Leveling the Playing Field
Publishers and distributors with pan European markets are increasingly considering indirect tax as a driver in their decisions on strategic entry into new markets and sales territories. Whether they choose to use a non-EU fulfilment location or look to take advantage of the lower VAT rates in other territories, the options are many and varied. The Danish example clearly shows that, although tax is an important consideration, when taken to extremes it can cause problems both to local tax authorities and of course to the local market itself.
The question I am regularly asked is whether we will ever see a harmonisation of VAT rates across the 25 member states which would in part eliminate some of the arguments and issues here. The stark reality is that this is unlikely to happen imminently. Those countries with positive VAT rates will be keen to preserve their tax revenues whereas those with a zero rate, like the UK, will be conscious that adding VAT would be a politically unpopular move and they could expect a backlash from the industry. In addition to all this, all member states are constrained by the framework of the European legislation itself and no member state has complete flexibility as to the rate that it charges either on physical or digital publications.
What Next
So we are left with a distorted single market. The availability of the low value relief, as demonstrated in Denmark, adds further complications as the EU does not exist in a vacuum, free from outside sales pressures and fulfilment options.

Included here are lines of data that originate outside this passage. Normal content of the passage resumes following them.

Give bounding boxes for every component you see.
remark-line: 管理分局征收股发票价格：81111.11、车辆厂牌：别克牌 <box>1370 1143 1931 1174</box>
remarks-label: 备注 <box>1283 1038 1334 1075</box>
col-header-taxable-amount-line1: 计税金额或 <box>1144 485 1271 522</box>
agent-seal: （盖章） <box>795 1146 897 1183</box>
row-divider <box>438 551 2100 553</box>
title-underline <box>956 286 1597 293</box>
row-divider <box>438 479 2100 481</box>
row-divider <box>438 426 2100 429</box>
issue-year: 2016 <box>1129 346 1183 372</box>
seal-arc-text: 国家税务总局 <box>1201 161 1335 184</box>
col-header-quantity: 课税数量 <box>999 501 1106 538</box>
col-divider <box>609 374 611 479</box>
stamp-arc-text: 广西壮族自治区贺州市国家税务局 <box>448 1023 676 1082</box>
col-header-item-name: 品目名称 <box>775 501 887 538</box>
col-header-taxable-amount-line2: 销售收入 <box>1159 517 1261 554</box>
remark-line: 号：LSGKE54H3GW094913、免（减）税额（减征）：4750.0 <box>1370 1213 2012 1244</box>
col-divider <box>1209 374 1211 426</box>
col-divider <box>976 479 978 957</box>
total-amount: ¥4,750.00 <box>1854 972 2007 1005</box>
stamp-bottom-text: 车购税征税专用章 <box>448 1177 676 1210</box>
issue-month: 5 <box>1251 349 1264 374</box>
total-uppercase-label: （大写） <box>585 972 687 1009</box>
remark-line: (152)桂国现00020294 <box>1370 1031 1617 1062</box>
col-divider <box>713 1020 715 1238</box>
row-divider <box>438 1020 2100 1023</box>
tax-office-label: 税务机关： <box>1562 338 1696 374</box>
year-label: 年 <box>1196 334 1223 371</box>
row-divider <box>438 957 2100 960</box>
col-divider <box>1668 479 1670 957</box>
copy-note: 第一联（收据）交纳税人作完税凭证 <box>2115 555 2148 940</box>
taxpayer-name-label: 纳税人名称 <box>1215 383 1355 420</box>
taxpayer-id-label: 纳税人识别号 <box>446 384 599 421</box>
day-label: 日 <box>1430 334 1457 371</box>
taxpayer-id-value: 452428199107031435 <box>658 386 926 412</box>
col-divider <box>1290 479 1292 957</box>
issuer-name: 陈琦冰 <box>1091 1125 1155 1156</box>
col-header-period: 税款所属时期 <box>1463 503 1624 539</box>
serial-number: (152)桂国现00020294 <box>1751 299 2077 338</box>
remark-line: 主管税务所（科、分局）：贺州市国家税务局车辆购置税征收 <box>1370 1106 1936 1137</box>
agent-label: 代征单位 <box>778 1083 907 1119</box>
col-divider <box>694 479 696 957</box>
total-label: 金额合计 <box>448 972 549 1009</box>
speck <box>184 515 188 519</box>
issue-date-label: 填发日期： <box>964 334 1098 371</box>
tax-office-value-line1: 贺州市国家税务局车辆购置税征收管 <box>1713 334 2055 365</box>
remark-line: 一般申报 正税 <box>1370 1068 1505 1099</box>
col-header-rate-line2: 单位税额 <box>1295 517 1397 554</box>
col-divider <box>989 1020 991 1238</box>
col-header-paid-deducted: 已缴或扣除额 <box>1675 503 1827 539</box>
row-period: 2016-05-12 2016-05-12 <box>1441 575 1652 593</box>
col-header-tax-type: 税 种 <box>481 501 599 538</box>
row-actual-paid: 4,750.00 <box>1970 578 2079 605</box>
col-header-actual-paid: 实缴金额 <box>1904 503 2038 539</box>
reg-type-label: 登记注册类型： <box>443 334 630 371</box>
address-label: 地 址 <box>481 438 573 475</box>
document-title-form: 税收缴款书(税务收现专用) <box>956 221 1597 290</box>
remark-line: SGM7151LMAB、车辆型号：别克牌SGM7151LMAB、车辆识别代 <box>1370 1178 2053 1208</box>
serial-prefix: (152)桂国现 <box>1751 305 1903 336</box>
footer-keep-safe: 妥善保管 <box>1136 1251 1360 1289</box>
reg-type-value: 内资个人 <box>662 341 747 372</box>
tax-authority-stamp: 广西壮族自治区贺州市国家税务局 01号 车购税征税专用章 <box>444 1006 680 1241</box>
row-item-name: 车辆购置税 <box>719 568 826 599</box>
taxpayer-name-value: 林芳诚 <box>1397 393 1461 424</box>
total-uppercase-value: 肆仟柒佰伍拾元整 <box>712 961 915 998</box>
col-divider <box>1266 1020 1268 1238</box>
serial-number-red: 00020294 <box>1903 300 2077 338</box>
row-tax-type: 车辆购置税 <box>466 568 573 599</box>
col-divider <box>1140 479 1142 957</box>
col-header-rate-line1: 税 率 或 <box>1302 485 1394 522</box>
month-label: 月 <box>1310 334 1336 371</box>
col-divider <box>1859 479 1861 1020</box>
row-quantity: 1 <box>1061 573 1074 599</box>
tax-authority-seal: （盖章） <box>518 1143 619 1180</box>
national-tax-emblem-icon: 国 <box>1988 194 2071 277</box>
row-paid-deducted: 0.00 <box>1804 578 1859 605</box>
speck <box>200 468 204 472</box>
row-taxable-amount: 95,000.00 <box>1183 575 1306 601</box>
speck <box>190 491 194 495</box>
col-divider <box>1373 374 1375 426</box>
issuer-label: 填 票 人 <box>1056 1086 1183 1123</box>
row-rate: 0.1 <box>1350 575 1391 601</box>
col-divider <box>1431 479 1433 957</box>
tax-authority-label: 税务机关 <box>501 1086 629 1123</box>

It is clearly too simplistic to compare the various VAT rates across the EU and the potential availability of the low value relief when deciding on potential viable new sales territories. That being the case, while the distortion exists, some businesses will inevitably look to obtain a favourable outcome where possible and to use the distortions to their commercial advantage as long as this remains within the boundaries of the law. The Aland Islands episode required a change in the law to protect the Danish market and the concern is that other markets may soon find themselves under similar pressures.